When Prosper launched in the pre-iPhone era, it allowed users to identify one another by affinity group, such as if lenders wanted to invest only in borrowers who went to the same college they did or who live in their community.
However, some of Prosper's eBay-like traits faded as the company matured. Today, for example, it no longer lets users set loan rates.
"Prosper initially had that idea of peer to peer and gradually realized there were no peers on the money side, so it wound up becoming like a finance company with institutional lenders," says Christine Pratt, a senior analyst for Aite Group.
SoMoLend may have different luck because of Key's influence, she says.
SoMoLend's model functions somewhat the way a prepaid credit card program works, says Les Dinkin managing director at Novantas LLC. Instead of putting up money to gain credit, small-business borrowers put up their reputation by soliciting loans from family and friends.
"Banks want to lend to small businesses, however they are looking for additional insight that might be available from working with non-traditional sources," Dinkin says.
But SoMoLend's borrowing base may be too small, some analysts say.

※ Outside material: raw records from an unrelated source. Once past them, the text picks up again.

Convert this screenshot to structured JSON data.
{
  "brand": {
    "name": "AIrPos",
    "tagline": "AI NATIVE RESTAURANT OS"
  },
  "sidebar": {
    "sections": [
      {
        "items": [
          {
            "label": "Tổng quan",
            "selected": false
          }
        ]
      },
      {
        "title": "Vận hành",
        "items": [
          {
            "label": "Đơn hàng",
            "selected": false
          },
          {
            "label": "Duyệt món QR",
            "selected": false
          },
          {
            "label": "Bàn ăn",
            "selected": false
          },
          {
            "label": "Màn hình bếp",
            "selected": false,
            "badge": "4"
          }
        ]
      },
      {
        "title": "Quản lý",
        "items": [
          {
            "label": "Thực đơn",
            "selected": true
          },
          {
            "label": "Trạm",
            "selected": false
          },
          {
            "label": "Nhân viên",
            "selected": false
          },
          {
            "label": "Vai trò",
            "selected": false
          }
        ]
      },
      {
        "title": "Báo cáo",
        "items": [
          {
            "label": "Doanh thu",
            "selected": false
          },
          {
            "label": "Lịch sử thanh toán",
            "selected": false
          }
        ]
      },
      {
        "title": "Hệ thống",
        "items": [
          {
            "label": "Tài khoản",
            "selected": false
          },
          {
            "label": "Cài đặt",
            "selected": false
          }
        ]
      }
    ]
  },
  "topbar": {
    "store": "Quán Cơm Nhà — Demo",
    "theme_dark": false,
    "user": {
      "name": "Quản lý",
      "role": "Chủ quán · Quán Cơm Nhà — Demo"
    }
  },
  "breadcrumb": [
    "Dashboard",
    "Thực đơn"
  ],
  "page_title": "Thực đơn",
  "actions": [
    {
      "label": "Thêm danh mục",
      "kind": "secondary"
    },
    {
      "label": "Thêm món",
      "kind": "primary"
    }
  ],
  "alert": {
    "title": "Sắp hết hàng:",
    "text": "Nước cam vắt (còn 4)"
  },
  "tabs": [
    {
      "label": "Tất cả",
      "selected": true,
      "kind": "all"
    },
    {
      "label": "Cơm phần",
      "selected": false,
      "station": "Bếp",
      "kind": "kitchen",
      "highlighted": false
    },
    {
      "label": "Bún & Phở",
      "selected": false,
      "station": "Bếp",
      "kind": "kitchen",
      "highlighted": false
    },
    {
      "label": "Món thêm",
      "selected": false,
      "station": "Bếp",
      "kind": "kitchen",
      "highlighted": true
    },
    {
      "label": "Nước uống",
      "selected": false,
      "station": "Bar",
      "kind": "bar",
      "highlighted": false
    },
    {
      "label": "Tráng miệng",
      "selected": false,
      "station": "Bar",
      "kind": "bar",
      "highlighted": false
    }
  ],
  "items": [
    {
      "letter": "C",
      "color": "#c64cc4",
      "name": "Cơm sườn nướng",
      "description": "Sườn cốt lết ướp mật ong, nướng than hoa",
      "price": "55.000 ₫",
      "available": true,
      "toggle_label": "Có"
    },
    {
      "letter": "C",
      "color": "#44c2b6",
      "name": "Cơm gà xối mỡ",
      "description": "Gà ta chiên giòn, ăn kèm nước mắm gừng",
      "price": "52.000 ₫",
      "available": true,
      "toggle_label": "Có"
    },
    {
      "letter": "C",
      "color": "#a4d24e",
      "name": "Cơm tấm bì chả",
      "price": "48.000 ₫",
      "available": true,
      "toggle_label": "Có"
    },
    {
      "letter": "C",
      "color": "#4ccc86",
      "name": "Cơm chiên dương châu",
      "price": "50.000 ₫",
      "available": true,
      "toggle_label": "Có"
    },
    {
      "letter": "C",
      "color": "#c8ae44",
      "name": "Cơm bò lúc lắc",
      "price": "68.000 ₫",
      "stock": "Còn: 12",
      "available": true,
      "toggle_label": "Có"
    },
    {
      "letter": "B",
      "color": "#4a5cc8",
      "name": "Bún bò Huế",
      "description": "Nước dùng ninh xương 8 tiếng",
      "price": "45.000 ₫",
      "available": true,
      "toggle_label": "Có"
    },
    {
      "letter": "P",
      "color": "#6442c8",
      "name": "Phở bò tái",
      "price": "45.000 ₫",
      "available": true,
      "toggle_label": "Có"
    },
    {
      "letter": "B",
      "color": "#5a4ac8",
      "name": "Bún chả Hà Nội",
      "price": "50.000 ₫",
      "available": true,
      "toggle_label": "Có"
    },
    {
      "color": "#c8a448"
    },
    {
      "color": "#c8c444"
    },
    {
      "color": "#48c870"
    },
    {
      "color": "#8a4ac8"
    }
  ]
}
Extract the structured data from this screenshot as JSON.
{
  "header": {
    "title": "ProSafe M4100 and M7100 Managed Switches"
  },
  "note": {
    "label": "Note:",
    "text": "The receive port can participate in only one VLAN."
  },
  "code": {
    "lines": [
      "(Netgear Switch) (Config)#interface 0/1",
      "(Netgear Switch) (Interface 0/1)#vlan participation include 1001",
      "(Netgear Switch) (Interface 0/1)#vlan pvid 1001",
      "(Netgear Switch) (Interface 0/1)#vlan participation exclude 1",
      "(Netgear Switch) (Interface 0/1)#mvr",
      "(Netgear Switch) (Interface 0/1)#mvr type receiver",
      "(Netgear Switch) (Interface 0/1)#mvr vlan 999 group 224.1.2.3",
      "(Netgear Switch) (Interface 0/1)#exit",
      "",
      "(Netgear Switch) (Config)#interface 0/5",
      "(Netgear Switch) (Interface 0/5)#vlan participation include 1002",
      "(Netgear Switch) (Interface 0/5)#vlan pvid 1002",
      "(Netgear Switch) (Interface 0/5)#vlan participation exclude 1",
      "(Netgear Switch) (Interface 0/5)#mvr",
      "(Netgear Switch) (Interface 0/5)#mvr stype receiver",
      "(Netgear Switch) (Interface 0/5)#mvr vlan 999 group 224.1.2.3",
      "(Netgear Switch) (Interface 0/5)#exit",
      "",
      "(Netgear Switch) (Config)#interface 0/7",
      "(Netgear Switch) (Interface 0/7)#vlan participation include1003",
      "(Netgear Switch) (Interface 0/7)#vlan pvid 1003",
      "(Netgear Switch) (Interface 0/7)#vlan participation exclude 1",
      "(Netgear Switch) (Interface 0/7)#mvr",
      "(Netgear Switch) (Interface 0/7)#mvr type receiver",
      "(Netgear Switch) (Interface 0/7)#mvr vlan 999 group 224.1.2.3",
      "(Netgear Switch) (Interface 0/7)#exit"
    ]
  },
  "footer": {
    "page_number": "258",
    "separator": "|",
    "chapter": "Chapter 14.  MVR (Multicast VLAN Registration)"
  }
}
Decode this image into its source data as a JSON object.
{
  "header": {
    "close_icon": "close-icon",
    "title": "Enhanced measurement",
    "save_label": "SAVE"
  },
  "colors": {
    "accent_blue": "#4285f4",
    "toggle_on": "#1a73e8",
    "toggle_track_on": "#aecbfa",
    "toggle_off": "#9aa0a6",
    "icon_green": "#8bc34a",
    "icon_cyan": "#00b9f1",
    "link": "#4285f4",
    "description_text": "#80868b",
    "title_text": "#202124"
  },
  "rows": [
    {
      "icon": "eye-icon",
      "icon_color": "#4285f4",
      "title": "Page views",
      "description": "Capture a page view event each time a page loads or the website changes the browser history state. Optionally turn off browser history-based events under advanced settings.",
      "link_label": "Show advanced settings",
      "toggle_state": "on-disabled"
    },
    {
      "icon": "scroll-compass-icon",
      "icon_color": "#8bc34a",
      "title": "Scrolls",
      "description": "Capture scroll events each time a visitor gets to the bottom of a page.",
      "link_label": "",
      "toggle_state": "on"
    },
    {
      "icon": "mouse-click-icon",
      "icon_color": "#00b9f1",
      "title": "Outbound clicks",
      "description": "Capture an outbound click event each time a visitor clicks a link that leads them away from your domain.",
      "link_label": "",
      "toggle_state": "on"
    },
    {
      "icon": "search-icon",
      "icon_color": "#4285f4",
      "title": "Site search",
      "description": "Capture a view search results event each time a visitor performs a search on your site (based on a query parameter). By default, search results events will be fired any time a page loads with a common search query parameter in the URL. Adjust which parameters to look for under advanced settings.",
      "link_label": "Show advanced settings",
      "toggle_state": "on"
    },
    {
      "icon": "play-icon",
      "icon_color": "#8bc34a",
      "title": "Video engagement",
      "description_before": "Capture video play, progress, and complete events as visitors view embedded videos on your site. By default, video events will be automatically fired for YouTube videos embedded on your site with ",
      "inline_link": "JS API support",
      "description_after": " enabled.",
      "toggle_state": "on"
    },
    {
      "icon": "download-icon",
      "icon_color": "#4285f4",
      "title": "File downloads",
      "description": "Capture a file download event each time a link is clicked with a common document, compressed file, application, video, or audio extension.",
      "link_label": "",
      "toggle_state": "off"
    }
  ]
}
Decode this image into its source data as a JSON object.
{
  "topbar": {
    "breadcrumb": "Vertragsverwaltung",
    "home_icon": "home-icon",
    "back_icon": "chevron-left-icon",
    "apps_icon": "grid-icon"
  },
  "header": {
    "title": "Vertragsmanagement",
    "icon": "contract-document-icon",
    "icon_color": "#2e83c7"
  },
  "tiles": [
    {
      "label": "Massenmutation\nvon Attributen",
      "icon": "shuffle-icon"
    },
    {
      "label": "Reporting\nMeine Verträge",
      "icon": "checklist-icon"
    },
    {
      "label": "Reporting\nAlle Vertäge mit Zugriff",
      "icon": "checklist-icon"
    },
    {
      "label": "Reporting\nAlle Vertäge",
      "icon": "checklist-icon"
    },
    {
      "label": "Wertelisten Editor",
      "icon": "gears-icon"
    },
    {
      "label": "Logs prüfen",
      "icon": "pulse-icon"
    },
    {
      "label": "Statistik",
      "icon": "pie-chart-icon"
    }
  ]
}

Other loan facilitators, like Weemba Inc., a Miami company that focuses on providing loans to consumers, appeal to a broader base of borrowers and are likely to be more successful, Pratt says.
"Weemba seems to have gathered a fair amount of lenders looking at a bigger and more diverse loan pool that is consumer-based," Pratt says.
Peer-to-peer lending sites suffer from consumer and financial institution apathy, analysts say. Only 10% of consumers and 7% of financial institutions would be likely to participate in peer to peer lending, according to recent research by Forrester.
At the same time, the P-to-P model lets banks experiment with ways to gauge potential customers through social media without investing a lot of money, says Peter Wannemacher, an analyst for Forrester.
"It is a smart bet by Key, [even] if they are just lending their brand," Wannemacher says.